Our workflow is implemented using the createWorkflow() function, enhanced with the withState middleware. This middleware provides shared state across all handlers, which in this case tracks:

  • numIterations: Counts how many iterations of joke improvement we’ve done
  • maxIterations: Sets a limit to prevent infinite loops

This state will be accessible within workflows by using the getContext().state function.
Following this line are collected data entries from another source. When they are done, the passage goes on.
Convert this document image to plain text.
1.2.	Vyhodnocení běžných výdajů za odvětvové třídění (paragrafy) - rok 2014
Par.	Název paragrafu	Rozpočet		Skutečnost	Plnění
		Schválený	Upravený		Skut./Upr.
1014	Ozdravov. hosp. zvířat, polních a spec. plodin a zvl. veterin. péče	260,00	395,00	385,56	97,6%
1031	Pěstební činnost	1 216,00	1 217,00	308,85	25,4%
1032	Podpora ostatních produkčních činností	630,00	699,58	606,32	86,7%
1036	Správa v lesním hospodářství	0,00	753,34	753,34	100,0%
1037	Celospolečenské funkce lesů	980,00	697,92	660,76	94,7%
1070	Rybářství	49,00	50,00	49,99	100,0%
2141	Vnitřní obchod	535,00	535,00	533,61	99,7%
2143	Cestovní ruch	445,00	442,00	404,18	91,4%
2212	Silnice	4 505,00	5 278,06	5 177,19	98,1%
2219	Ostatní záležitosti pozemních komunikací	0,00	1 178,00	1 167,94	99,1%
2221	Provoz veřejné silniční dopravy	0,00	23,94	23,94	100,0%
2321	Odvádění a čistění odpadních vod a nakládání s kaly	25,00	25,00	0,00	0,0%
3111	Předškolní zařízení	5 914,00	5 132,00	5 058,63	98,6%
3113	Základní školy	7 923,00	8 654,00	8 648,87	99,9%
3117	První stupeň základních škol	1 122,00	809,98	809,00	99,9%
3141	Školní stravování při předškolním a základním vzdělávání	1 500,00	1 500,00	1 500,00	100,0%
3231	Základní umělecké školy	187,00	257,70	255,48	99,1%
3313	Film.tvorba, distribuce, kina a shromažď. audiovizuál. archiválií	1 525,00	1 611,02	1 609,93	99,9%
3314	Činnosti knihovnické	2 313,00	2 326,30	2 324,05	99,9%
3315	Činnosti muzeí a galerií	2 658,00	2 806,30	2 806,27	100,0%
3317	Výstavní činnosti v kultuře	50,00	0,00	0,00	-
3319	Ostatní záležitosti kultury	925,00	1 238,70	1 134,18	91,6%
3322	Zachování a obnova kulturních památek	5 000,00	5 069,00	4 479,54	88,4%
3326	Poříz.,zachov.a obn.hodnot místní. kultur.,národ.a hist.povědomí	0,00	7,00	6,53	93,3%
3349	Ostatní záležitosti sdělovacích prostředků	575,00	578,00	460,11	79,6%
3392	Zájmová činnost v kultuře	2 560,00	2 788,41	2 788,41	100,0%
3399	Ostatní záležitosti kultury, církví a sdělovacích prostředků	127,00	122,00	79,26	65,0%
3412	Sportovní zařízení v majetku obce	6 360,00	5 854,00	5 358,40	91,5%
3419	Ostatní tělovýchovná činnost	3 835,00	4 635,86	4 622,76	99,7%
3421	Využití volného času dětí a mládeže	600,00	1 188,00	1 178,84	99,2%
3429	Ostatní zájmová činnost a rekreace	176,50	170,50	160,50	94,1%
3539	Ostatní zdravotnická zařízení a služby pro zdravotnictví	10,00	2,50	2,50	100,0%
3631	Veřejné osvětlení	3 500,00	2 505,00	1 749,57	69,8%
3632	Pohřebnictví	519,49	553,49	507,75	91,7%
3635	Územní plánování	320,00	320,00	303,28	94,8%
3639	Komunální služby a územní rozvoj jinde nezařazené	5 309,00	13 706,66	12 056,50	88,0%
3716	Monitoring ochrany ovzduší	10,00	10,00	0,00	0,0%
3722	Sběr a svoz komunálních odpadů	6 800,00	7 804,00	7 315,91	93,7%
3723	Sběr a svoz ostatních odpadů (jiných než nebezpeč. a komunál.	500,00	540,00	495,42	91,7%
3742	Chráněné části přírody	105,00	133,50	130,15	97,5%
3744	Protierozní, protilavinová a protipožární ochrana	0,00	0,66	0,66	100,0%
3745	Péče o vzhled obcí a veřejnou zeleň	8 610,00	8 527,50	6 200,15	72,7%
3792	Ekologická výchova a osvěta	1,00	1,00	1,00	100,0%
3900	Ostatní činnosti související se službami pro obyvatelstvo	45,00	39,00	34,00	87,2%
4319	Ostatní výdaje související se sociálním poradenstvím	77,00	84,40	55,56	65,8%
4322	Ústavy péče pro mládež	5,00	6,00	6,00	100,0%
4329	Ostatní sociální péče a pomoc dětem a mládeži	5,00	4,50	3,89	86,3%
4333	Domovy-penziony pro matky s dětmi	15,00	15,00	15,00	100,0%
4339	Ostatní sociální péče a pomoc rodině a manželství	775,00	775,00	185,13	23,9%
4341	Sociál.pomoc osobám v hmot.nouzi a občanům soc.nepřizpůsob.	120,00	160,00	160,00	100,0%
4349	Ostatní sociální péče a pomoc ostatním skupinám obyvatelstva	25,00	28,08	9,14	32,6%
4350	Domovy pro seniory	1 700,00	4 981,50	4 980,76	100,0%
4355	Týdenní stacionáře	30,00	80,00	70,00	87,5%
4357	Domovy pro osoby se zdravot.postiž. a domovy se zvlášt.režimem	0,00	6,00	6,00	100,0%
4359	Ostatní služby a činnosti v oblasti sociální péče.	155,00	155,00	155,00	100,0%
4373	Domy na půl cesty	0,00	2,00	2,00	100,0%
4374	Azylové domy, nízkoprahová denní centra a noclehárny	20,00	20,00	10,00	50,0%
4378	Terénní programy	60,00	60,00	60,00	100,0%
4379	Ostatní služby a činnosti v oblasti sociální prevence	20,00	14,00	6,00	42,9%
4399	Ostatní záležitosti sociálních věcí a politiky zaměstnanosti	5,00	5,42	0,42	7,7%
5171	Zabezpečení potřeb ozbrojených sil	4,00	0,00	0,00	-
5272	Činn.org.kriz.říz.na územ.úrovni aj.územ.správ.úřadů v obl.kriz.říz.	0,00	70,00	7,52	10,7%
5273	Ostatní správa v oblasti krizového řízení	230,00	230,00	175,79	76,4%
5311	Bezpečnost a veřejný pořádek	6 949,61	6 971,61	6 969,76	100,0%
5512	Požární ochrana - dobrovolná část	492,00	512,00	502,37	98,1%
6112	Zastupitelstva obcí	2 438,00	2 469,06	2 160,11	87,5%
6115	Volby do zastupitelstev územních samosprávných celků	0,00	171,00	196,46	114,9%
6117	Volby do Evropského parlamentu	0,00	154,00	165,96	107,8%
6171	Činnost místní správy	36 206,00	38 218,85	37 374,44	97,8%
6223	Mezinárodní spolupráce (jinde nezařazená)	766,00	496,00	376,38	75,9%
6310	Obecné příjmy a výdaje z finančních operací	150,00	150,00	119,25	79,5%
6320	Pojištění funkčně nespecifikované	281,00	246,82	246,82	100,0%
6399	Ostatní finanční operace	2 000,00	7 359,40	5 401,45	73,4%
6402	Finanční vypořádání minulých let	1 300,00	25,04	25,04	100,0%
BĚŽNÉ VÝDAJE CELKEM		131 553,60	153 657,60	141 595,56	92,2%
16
We have three key handlers in our workflow:

  1. The first handler processes the startEvent, generates an initial joke, and emits a jokeEvent:
jokeFlow.handle([startEvent], async (event) => {
// Prompt the LLM to write a joke
const prompt = `Write your best joke about ${event.data}. Write the joke between <joke> and </joke> tags.`;
const response = await llm.complete({ prompt });
// Parse the joke from the response
const joke =
response.text.match(/<joke>([\s\S]*?)<\/joke>/)?.[1]?.trim() ??
response.text;
return jokeEvent.with({ joke: joke });
});
  1. The second handler handles the jokeEvent, critiques the joke, and either:
    • Emits a critiqueEvent if the joke needs improvement
    • Emits a resultEvent if the joke is good enough
jokeFlow.handle([jokeEvent], async (event) => {
// Prompt the LLM to critique the joke
const prompt = `Give a thorough critique of the following joke. If the joke needs improvement, put "IMPROVE" somewhere in the critique: ${event.data.joke}`;
const response = await llm.complete({ prompt });
// If the critique includes "IMPROVE", keep iterating, else, return the result
if (response.text.includes("IMPROVE")) {
return critiqueEvent.with({
joke: event.data.joke,
critique: response.text,
});
}
return resultEvent.with({ joke: event.data.joke, critique: response.text });
});
  1. The third handler processes the critiqueEvent, generates an improved joke based on the critique, and either:
    • Loops back to the joke evaluation (if under the iteration limit)
    • Emits the final resultEvent (if iteration limit reached)
jokeFlow.handle([critiqueEvent], async (event) => {
// Keep track of the number of iterations
const state = getContext().state;
state.numIterations++;
// Write a new joke based on the previous joke and critique
const prompt = `Write a new joke based on the following critique and the original joke. Write the joke between <joke> and </joke> tags.\n\nJoke: ${event.data.joke}\n\nCritique: ${event.data.critique}`;
const response = await llm.complete({ prompt });
// Parse the joke from the response
const joke =
response.text.match(/<joke>([\s\S]*?)<\/joke>/)?.[1]?.trim() ??
response.text;
// If we've done less than the max number of iterations, keep iterating
// else, return the result
if (state.numIterations < state.maxIterations) {
return jokeEvent.with({ joke: joke });
}
return resultEvent.with({ joke: joke, critique: event.data.critique });
});
async function main() {
const { stream, sendEvent } = jokeFlow.createContext();
sendEvent(startEvent.with("pirates"));
let result: { joke: string, critique: string } | undefined;
for await (const event of stream) {
// console.log(event.data); optionally log the event data
if (resultEvent.include(event)) {
result = event.data;
break; // Stop when we get the final result
}
}
console.log(result);
}

To run the workflow, we:

  1. Create a workflow context with createContext()
  2. Trigger the initial event with sendEvent()
  3. Listen to the event stream and process events as they arrive
  4. Use include() to check if an event is of a specific type
  5. Break the loop when we receive our final result

The stream returned by createContext contains utility functions to make working with event streams easier:

// Create a workflow context and send the initial event
const { stream, sendEvent } = jokeFlow.createContext();
sendEvent(startEvent.with("pirates"));
// Collect all events until we get a resultEvent
const allEvents = await stream.until(resultEvent).toArray();
// The last event will be the resultEvent
const finalEvent = allEvents.at(-1);
console.log(finalEvent.data); // Output the joke and critique

The stream utilities make it easier to work with the asynchronous event flow. In this example, we use:

  • toArray: Aggregates all events into an array
  • until: Creates a stream that emits events until a condition is met (in this case, until a resultEvent is received)

You can combine these utilities with other stream operators like filter and map to create powerful processing pipelines.